Während die Klavier­musik Franz Liszts wieder ver­stärkt gepflegt wird, wird das einst so pop­uläre Orch­ester­w­erk heute sowohl in Konz­erten als auch Schallplat­tenkat­a­lo­gen eher stiefmüt­ter­lich behan­delt. Eben­falls wenig Beach­tung erfahren die geistlich inspiri­erten Kom­po­si­tio­nen Liszts wie z.B. Chris­tus-Ora­to­ri­um.

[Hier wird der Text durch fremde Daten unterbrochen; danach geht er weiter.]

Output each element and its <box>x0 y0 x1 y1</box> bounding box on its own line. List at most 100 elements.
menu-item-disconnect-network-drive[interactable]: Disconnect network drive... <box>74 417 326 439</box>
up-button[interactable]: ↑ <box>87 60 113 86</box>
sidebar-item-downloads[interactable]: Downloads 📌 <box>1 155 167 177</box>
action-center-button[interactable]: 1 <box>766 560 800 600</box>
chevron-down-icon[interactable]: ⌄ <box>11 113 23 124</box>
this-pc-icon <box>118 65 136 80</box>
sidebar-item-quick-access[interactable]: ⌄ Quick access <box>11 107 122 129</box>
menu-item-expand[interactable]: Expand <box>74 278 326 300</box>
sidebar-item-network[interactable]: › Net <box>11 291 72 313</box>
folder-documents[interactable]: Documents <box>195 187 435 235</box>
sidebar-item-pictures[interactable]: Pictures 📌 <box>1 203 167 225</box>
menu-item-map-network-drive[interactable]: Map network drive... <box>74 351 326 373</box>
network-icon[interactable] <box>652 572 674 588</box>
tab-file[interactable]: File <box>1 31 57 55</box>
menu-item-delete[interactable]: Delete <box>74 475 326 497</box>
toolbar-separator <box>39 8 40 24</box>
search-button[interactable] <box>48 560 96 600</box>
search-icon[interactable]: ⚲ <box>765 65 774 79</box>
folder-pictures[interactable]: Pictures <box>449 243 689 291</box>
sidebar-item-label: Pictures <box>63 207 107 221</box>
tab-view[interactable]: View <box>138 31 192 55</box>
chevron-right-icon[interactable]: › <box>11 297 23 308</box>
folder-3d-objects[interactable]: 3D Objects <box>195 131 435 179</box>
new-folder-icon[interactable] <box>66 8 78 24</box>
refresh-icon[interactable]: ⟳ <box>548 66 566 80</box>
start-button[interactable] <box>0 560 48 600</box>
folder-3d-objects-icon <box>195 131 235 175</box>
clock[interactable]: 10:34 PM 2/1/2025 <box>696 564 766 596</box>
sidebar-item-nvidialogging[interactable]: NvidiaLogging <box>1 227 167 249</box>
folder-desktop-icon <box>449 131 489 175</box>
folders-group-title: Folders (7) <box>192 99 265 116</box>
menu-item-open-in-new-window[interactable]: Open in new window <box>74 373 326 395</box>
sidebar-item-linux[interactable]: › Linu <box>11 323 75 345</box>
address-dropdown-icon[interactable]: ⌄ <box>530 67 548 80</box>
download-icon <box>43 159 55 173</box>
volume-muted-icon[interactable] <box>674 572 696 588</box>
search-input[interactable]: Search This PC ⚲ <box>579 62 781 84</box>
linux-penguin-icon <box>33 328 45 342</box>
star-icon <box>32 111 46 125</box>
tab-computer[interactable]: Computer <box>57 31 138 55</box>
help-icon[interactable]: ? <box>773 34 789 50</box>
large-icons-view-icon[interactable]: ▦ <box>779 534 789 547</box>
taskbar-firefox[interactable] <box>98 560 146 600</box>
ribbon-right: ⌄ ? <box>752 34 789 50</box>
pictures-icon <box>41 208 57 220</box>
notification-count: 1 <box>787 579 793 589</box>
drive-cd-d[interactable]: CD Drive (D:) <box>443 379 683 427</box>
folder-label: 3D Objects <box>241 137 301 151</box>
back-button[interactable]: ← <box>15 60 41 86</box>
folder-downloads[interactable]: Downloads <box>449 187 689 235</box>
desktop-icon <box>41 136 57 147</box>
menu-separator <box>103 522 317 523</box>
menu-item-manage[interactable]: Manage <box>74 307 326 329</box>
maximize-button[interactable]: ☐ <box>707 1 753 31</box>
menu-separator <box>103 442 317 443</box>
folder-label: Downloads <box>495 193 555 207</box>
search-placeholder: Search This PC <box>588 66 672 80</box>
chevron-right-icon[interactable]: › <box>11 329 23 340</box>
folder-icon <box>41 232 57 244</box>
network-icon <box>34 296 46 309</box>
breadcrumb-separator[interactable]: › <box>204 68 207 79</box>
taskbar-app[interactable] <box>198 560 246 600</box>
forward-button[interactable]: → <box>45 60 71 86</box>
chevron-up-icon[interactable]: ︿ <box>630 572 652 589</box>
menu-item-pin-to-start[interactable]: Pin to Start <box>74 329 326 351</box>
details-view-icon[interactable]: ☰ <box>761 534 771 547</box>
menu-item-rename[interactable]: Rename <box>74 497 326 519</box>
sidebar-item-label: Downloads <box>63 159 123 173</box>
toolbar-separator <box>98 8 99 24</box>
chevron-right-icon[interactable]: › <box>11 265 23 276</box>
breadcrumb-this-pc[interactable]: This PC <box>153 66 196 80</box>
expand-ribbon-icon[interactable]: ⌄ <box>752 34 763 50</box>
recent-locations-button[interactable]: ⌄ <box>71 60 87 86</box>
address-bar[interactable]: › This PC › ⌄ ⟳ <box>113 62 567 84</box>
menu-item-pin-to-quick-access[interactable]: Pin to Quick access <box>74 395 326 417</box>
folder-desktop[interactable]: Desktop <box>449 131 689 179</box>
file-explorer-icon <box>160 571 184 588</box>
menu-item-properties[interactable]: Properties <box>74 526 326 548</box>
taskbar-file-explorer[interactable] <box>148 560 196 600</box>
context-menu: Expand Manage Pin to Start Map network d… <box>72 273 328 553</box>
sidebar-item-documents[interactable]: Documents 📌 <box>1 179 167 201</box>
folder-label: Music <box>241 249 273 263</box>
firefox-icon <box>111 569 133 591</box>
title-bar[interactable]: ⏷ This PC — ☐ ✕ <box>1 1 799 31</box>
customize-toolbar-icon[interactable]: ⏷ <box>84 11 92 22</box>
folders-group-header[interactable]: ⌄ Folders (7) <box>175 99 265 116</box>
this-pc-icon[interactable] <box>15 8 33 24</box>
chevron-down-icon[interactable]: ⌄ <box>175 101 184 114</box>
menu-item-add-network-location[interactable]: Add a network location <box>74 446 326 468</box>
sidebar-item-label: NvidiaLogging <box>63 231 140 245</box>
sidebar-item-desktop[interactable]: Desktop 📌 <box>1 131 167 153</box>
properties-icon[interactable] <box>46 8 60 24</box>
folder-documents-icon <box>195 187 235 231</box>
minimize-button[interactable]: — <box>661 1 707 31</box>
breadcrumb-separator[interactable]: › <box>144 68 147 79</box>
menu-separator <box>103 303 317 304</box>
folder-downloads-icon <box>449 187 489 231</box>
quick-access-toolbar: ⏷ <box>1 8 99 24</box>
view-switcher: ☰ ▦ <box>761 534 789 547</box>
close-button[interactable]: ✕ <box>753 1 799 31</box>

Nun hat Roman Kof­man mit seinem Beethoven Orch­ester Bonn eine Neudeu­tung vorgelegt, die Ref­eren­zs­ta­tus für sich beanspruchen kann. Auf so überzeu­gen­dem Orch­ester­n­iveau dürfte die kom­plexe Par­ti­tur sel­ten zu erleben sein. Kof­man und sein sehr klangschön, geschmei­dig und unge­mein dif­feren­ziert musizieren­des Orch­ester leg­en ein überzeu­gen­des Plä­doy­er für Liszts mon­u­men­tales, von vie­len musikalis­chen Gegen­sätzen geprägtes Werk ab. Anteil an dem Hörvergnü­gen hat auch die Auf­nah­me­tech­nik, die in der Bad Godes­berg­er Heilig-Kreuz-Kirche den weit­en dynamis­chen Radius der Musik eben­so wie das aufge­fächerte Klang­panora­ma überzeu­gend einge­fan­gen hat. Natür­lichkeit des Klangs ste­ht im Vorder­grund, let­zt­mögliche Trans­parenz wird nicht angestrebt, ohne dass die Musik an Detail­treue ver­lieren würde.
Neben dem Beethoven Orch­ester Bonn haben auch der eben­so klang­mächtig wie sub­til agierende Tschechis­che Phil­har­monis­che Chor Brünn (Ein­studierung Petr Fiala), der Organ­ist Christoph Anselm Noll sowie die Solis­ten großen Anteil an dem überzeu­gen­den Gesamtergeb­nis der Ein­spielung dieses Ora­to­ri­ums. Eben­bür­tig auch die höhen­sichere Franziska Hirzel (Sopran), Bir­git Rem­mert mit aus­drucksstarkem Alt, der überzeu­gende Tenor Don­ald Kaasch und der etwas opern­hafte Bari­ton Ralf Lukas.